目的构建葡萄球菌肠毒素A(SEA)基因及其突变体原核表达系统,了解突变前后重组表达产物的细胞毒性、促淋巴细胞增殖和抑制肿瘤生长活性的变化.方法采用高保真PCR和T-A克隆法,从金黄葡萄球菌ATCC13565株DNA中扩增并克隆了不含信号肽序列的sea基因.采用突变引物PCR构建sea基因定位突变体.建立sea基因及其定位突变体原核表达系统.Ni-NTA亲和层析法提纯表达的目的重组蛋白.采用TCID50法测定目的重组蛋白对Vero细胞的细胞毒性.采用MTT比色法分别检测不同浓度的目的重组蛋白促小鼠脾细胞增殖及对抑制KB和HL-60癌细胞株生长的作用.结果所克隆的sea基因核苷酸序列与报道序列的相似性为100%,7种突变体均在既定位置获得预期的密码子突变.rSEA和各突变体重组蛋白表达量约为细菌总蛋白的52%.rSEA对Vero细胞TCID50为4.1μg,其突变体重组蛋白分别为5.8～23.5μg.1和5μg/ml的rSEA及其5种突变体重组蛋白rSEA/H187A、rSEA/H225A、rSEA/D227A、rSEA/H187A/D227A和rSEA/H225A/D227A对小鼠脾细胞均有明显的促增殖作用(P＜0.05),10和20μg/ml的rSEA及上述5种突变体重组蛋白促小鼠脾细胞增殖活性与100μg/ml PHA相似(P＞0.05).5～20μg/ml的rSEA及上述5种突变体重组蛋白作用的小鼠脾细胞上清及其上清与脾细胞混合物均能有效地抑制KB和HL-60细胞生长(P＜0.05).结论本研究成功地构建了sea基因突变体及其高效原核表达系统,其表达产物的细胞毒性均有所降低.由于rSEA/H225A、rSEA/D227A、rSEA/H225A/D227A细胞毒性较低、促脾细胞增殖和抑制肿瘤细胞生长活性较强,可作为研制升白细胞、抗肿瘤SEA相关药物的候选突变体.

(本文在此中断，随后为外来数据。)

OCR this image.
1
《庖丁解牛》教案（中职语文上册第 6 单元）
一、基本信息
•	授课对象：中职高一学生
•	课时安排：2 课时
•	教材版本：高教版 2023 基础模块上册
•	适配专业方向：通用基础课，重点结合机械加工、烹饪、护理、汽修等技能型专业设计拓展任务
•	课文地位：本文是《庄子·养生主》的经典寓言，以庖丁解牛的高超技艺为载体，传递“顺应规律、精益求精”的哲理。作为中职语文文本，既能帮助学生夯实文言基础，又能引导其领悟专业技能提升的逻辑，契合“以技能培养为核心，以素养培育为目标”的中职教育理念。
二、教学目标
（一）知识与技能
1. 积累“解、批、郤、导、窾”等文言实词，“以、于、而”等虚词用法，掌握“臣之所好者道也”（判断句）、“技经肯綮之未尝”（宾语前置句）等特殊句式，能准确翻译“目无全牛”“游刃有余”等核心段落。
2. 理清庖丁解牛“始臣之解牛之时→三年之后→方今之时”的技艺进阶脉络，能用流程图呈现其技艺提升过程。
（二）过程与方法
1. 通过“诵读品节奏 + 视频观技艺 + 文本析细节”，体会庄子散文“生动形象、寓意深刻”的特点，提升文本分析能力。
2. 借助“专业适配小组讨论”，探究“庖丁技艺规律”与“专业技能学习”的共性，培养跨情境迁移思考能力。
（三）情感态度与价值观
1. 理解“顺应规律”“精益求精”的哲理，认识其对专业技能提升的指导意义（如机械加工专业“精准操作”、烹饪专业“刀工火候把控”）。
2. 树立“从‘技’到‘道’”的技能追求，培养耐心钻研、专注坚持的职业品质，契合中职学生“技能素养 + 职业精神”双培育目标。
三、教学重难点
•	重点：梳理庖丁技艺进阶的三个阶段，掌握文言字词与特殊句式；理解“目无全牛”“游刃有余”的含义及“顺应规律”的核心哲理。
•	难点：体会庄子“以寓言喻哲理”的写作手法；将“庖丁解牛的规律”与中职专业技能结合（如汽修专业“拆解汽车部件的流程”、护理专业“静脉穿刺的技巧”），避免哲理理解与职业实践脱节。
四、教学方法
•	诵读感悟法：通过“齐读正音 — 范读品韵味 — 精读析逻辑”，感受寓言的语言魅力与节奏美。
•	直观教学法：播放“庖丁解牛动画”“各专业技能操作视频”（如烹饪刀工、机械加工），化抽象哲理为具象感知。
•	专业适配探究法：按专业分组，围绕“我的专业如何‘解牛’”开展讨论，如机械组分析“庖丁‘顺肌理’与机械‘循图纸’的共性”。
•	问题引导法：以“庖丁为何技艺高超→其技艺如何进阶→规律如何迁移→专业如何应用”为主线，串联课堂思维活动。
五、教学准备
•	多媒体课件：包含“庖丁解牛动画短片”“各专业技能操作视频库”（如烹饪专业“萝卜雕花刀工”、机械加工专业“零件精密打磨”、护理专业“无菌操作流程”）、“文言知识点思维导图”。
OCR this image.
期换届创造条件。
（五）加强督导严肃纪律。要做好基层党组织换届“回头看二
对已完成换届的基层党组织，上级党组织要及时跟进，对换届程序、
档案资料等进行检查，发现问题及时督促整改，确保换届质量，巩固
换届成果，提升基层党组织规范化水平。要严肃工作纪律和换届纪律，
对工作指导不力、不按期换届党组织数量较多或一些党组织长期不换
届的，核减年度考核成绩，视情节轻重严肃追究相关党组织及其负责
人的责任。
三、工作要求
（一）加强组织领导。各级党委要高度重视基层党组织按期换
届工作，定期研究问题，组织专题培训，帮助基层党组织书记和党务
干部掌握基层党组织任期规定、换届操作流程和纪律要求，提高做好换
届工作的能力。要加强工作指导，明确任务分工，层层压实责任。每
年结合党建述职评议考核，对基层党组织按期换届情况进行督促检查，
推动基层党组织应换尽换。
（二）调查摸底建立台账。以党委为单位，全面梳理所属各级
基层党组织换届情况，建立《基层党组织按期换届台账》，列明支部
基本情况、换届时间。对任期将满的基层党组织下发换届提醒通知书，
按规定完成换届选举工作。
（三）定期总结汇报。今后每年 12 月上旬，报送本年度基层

목적 구건포도구균장독소A(SEA)기인급기돌변체원핵표체계통,료해돌변전후중조표체산물적세포독성、촉림파세포증식화억제종류생장활성적변화.방법 채용고보진PCR화T-A극륭법,종금황포도구균ATCC13565주DNA중확증병극륭료불함신호태서렬적sea기인.채용돌변인물PCR구건sea기인정위돌변체.건립sea기인급기정위돌변체원핵표체계통.Ni-NTA친화층석법제순표체적목적중조단백.채용TCID50법측정목적중조단백대Vero세포적세포독성.채용MTT비색법분별검측불동농도적목적중조단백촉소서비세포증식급대억제KB화HL-60암세포주생장적작용.결과 소극륭적sea기인핵감산서렬여보도서렬적상사성위100%,7충돌변체균재기정위치획득예기적밀마자돌변.rSEA화각돌변체중조단백표체량약위세균총단백적52%.rSEA대Vero세포TCID50위4.1μg,기돌변체중조단백분별위5.8～23.5μg.1화5μg/ml적rSEA급기5충돌변체중조단백rSEA/H187A、rSEA/H225A、rSEA/D227A、rSEA/H187A/D227A화rSEA/H225A/D227A대소서비세포균유명현적촉증식작용(P＜0.05),10화20μg/ml적rSEA급상술5충돌변체중조단백촉소서비세포증식활성여100μg/ml PHA상사(P＞0.05).5～20μg/ml적rSEA급상술5충돌변체중조단백작용적소서비세포상청급기상청여비세포혼합물균능유효지억제KB화HL-60세포생장(P＜0.05).결론 본연구성공지구건료sea기인돌변체급기고효원핵표체계통,기표체산물적세포독성균유소강저.유우rSEA/H225A、rSEA/D227A、rSEA/H225A/D227A세포독성교저、촉비세포증식화억제종류세포생장활성교강,가작위연제승백세포、항종류SEA상관약물적후선돌변체.